Gay couples celebrate latest court ruling - WBAY

Gay couples celebrate latest court ruling

Across the state, same sex couples and their supporters were celebrating, calling Thursday's ruling by the 7th Circuit Court of Appeals a significant victory.

Everyone's still anxiously waiting to hear the mandate from the court, but one supportive official referred to it as a "celebratory hold."

Same-sex couples married before a federal judge's stay in June are especially excited, hoping to soon have their status as a married couple recognized.

After 21 years together, Bob Archer and his partner Alan were the third same sex couple married in Winnebago County.

They're among others in Wisconsin whose marital status remains in limbo after the court declared the state's voter-approved ban on gay marriage unconstitutional, then issued a stay pending the State's appeal.

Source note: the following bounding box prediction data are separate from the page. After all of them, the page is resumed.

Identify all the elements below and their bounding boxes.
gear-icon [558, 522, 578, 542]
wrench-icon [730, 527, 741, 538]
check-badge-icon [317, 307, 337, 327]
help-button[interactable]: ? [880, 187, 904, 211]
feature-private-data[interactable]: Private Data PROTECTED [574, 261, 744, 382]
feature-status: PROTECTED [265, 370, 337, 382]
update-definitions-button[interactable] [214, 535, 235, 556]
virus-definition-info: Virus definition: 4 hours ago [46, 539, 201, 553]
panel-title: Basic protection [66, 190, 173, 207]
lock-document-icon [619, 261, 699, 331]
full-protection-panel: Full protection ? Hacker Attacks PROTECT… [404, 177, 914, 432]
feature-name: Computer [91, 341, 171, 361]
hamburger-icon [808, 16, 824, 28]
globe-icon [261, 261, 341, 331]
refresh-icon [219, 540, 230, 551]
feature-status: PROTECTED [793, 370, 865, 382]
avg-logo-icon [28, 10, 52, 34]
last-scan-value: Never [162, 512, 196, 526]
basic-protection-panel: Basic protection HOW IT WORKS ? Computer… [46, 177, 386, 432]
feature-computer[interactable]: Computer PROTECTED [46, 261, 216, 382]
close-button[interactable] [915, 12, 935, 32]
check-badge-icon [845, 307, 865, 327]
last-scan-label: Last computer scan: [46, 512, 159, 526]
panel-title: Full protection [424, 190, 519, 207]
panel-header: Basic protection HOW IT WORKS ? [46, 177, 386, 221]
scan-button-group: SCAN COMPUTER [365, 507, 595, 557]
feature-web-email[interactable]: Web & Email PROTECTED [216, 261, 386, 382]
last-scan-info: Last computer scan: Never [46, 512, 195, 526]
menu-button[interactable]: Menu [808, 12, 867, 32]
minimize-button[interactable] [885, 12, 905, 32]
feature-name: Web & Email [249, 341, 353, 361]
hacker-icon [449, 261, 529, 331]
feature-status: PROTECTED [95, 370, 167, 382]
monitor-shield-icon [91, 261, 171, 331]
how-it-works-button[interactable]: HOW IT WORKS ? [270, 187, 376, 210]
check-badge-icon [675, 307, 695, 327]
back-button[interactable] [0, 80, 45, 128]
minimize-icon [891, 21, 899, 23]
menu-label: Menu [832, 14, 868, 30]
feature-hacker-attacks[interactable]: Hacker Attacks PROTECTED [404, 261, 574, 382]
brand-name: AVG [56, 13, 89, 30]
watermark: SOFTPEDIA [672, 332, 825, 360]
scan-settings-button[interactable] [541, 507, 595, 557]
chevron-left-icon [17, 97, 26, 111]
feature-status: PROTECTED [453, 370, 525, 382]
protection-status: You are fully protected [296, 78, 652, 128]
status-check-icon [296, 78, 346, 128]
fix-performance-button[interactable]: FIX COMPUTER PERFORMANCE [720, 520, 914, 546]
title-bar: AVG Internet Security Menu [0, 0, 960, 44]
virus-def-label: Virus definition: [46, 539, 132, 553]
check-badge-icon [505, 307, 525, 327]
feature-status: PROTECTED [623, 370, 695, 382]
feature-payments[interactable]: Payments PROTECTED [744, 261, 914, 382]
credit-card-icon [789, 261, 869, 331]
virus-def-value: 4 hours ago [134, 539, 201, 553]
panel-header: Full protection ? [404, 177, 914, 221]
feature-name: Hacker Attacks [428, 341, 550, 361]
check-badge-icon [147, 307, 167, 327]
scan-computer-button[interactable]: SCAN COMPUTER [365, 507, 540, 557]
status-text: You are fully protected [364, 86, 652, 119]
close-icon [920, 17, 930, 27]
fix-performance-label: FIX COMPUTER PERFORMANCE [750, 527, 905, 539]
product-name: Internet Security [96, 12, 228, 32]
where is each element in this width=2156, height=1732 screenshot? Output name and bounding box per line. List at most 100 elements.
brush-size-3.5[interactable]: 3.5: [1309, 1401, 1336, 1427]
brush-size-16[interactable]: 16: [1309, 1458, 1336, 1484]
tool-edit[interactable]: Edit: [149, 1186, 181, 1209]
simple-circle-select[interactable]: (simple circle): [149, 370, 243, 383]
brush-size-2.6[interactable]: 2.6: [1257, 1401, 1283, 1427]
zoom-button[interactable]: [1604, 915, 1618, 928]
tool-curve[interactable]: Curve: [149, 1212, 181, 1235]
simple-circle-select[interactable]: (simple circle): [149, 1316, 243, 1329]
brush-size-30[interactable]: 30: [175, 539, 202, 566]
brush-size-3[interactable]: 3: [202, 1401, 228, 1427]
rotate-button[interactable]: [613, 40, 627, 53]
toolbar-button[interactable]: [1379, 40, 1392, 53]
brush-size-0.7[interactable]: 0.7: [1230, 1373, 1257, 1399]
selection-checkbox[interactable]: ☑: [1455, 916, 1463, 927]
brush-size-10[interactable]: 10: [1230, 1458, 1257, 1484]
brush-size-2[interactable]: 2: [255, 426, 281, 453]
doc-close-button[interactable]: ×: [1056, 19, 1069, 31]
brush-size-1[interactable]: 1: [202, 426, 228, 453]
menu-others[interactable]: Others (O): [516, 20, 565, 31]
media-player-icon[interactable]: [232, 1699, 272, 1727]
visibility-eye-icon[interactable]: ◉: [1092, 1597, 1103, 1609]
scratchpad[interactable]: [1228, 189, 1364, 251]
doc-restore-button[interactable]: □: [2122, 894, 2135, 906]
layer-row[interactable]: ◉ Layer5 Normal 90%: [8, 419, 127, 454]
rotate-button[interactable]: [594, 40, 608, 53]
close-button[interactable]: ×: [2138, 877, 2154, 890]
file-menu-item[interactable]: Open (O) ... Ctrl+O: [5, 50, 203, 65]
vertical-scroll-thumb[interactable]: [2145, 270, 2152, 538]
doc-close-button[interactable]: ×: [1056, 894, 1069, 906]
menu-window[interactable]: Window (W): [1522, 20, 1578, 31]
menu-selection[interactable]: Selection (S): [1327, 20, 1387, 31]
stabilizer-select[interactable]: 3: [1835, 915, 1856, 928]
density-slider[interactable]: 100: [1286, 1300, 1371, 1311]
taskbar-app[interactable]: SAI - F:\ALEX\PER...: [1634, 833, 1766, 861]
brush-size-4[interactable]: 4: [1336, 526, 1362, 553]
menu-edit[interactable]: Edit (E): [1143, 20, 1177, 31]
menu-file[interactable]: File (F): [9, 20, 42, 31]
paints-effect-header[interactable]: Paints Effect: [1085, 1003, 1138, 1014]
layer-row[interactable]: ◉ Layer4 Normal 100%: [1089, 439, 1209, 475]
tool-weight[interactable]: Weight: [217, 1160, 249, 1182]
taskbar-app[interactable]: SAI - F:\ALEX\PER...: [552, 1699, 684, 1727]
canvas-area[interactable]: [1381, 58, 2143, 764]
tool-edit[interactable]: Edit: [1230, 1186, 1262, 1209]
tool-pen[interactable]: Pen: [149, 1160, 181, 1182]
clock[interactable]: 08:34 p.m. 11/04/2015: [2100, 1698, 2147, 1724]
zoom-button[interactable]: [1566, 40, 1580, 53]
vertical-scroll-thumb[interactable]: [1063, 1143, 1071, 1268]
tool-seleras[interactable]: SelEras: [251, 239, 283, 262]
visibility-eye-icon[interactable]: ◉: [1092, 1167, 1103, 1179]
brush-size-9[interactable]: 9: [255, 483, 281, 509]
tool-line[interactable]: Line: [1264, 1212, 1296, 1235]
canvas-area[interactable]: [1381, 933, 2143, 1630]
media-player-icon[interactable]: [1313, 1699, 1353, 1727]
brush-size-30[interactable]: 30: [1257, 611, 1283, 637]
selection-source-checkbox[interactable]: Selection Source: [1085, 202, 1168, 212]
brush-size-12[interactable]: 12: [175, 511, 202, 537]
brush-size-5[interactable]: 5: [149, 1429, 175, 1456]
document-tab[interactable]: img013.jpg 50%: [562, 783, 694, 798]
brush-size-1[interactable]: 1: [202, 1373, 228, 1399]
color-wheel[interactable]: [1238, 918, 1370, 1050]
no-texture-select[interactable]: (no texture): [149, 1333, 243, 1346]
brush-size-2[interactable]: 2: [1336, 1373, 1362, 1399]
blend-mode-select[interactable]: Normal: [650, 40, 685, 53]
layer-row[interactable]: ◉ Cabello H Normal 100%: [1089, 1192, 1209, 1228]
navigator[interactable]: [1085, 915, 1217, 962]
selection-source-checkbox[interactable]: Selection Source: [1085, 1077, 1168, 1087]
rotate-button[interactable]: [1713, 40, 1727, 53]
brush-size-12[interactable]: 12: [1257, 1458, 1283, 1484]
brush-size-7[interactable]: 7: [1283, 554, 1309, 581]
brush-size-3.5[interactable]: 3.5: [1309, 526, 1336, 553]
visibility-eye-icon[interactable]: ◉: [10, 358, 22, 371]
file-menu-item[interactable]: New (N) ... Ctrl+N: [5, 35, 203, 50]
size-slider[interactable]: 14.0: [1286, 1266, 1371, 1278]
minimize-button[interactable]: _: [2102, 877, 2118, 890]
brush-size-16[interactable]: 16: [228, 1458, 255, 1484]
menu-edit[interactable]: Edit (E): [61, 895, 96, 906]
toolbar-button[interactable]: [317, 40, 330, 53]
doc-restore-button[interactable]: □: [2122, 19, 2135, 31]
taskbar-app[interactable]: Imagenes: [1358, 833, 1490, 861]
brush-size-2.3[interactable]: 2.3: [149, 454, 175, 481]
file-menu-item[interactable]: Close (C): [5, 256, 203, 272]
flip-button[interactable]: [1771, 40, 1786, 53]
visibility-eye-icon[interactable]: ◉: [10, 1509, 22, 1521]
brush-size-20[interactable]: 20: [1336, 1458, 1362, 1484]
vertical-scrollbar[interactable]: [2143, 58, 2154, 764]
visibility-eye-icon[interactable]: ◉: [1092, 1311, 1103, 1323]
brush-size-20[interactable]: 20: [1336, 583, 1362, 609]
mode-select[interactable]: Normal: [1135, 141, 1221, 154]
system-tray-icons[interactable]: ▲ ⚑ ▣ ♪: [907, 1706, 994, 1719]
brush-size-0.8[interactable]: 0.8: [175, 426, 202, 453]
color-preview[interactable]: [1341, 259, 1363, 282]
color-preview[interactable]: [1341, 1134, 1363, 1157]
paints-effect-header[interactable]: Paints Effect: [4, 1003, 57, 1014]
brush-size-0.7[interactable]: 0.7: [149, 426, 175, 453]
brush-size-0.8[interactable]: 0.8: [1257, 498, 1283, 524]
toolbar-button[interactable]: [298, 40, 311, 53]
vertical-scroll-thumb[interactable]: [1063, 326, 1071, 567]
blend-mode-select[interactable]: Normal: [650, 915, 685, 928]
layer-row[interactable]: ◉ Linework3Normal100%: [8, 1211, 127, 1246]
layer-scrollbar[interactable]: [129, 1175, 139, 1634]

"The ride continues and our situation continues," Archer said, "but Alan and I still consider ourselves married."

Gov. Scott Walker says the stay keeping same-sex couples from getting married is still in place and the status quo of married couples has not changed after the appellate court's ruling.

"Ultimately, until the Supreme Court either makes a decision or says they won't take up this case or the case of others like it across the country, we're obligated to support the will of the people as defined in 2006," the governor said.

But that doesn't mean same-sex couples and their advocates aren't excited about this latest ruling.

"I'm thrilled for the ruling. I think it's a good thing for Wisconsin. I think it's time," City of Appleton Diversity and Inclusion Coordinator Kathy Flores said.

Flores assures other couples it's a good sign if the ruling heads to the high court.

But for now, gay couples must wait before lining up at Wisconsin courthouses again.

"We can't issue licenses right now, we can't rush to the courthouse, but we can celebrate this victory," she said.

The Attorney General's office says it has 90 days to petition the Supreme Court. The ACLU says the decision striking down the state's ban takes effect in 21 days unless a motion is filed to put it on hold.